In the new regulatory world, clients - investors, the buyside - are becoming more aware of what is happening to their orders. That's a cost-driven change and it's introducing a new element into the mix. Educating clients is the new solution to complexity/ opacity offered by many firms. As Higgins says: "It will help them to understand better how their orders are being executed in a broker crossing network. This can only be a good thing."
Business without risk or risky business?
One year on from the flash crash and the high frequency guys are still taking heat. No surprise, then, that the MiFID review addresses HFT. "There have been two enquiries into the flash crash and no one has come up with a hard reason as to why it has happened. I think the potential for another thousand-point drop is still there," says Tony Moulange, senior business development manager, Colt. "The technology put in place such as the circuit breakers I think will help and the regulators and liquidity pools are trying to pay more attention to systemic risk but I don't think anyone has a single explanation for the flash crash," Moulange continues.
Who should be ultimately responsible for the risk management on this type of trading activity? Regulators? The venues themselves? As the latency race continues everyone has a keen eye on the measures that are set to put the breaks on these types of activity. "There is one school of thought with the HFT debate. All of the venues have created a faster and faster track to attract liquidity onto their platforms so surely the responsibility for putting the tyres on the corners, in case people crash off, should lie with the venues and not the regulators or the brokers," says Steve Grob, director of group strategy, Fidessa.

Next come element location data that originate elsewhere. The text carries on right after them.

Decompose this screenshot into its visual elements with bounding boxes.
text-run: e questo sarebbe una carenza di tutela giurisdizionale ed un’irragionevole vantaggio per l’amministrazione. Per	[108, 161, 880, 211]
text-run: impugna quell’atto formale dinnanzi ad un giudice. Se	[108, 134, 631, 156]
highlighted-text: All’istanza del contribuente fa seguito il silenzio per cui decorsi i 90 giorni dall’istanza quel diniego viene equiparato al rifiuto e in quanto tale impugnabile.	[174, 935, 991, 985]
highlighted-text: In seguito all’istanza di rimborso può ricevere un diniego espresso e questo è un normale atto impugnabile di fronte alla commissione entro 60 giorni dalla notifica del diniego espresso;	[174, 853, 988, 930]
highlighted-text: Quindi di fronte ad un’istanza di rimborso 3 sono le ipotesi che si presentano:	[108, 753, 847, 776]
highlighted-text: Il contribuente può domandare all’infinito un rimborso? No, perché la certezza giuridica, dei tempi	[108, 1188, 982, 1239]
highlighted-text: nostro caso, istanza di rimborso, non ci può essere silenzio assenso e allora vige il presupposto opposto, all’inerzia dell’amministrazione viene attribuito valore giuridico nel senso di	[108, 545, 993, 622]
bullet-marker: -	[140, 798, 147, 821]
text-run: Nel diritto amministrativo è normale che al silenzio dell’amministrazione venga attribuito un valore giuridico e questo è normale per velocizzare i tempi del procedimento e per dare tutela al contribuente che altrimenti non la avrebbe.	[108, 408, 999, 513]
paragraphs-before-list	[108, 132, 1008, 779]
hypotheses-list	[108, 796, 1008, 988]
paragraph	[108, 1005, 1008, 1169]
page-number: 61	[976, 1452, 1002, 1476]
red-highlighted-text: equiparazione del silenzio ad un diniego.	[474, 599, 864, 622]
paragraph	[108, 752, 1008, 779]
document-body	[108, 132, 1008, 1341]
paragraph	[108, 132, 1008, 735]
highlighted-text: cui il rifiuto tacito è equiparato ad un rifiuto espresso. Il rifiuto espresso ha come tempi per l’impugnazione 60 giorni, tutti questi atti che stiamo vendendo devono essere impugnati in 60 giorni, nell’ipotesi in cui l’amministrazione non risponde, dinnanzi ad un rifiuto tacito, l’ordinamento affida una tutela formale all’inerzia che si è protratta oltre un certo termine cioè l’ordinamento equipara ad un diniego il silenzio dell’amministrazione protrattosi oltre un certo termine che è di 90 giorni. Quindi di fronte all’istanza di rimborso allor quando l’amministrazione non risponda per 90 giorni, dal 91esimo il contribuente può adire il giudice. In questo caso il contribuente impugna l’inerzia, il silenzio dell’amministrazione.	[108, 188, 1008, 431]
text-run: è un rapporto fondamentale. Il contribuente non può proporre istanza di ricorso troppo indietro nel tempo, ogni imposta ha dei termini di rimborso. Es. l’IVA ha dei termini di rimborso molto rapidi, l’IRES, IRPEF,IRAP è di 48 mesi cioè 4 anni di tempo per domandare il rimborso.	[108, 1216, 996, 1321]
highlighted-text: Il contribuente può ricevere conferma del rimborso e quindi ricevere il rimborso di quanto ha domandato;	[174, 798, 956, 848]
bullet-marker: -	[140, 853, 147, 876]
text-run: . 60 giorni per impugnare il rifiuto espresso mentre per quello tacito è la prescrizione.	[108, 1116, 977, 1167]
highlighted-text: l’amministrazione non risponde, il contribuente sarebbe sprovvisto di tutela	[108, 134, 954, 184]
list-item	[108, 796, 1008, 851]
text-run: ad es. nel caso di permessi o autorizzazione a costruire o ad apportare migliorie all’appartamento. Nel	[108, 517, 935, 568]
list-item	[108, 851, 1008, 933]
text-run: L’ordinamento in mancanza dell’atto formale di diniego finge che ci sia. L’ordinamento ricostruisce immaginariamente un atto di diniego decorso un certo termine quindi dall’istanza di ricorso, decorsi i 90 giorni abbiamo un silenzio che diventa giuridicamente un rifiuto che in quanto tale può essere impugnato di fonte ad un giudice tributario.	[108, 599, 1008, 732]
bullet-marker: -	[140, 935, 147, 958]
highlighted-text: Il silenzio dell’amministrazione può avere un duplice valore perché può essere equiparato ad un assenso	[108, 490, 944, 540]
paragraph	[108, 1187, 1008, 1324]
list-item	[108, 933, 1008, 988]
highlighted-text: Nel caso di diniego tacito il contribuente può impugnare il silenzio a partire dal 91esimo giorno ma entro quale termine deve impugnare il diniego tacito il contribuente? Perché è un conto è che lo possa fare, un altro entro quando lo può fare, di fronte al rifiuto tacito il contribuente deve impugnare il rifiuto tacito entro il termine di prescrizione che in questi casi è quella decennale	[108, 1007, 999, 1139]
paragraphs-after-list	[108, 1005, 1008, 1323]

The latency race is becoming a mere blur. We've gone from microseconds to nanoseconds and some firms are still confident that there is room to grow in the high frequency low latency sector. As an inevitable evolution of our markets it looks as though HFT will remain but the details of how it will be regulated remain uncertain. Ganesh Iyer, Senior Manager, Product Marketing, IPC, talks about having a well-rounded holistic approach to latency and HFT. Iyer says: "There needs to be a holistic approach because it is not only about speed. It's also about being able to get the right price discovery, get the best execution and capture liquidity at the best available price also."
If that suggests HFT as a template for regulation across trading in general, Grob delivers a useful parting shot. Grob says: "One of the things I worry about is that regulation needs to stay out of the detail. Regulators should be shaping the path rather than getting bogged down in the nitty gritty."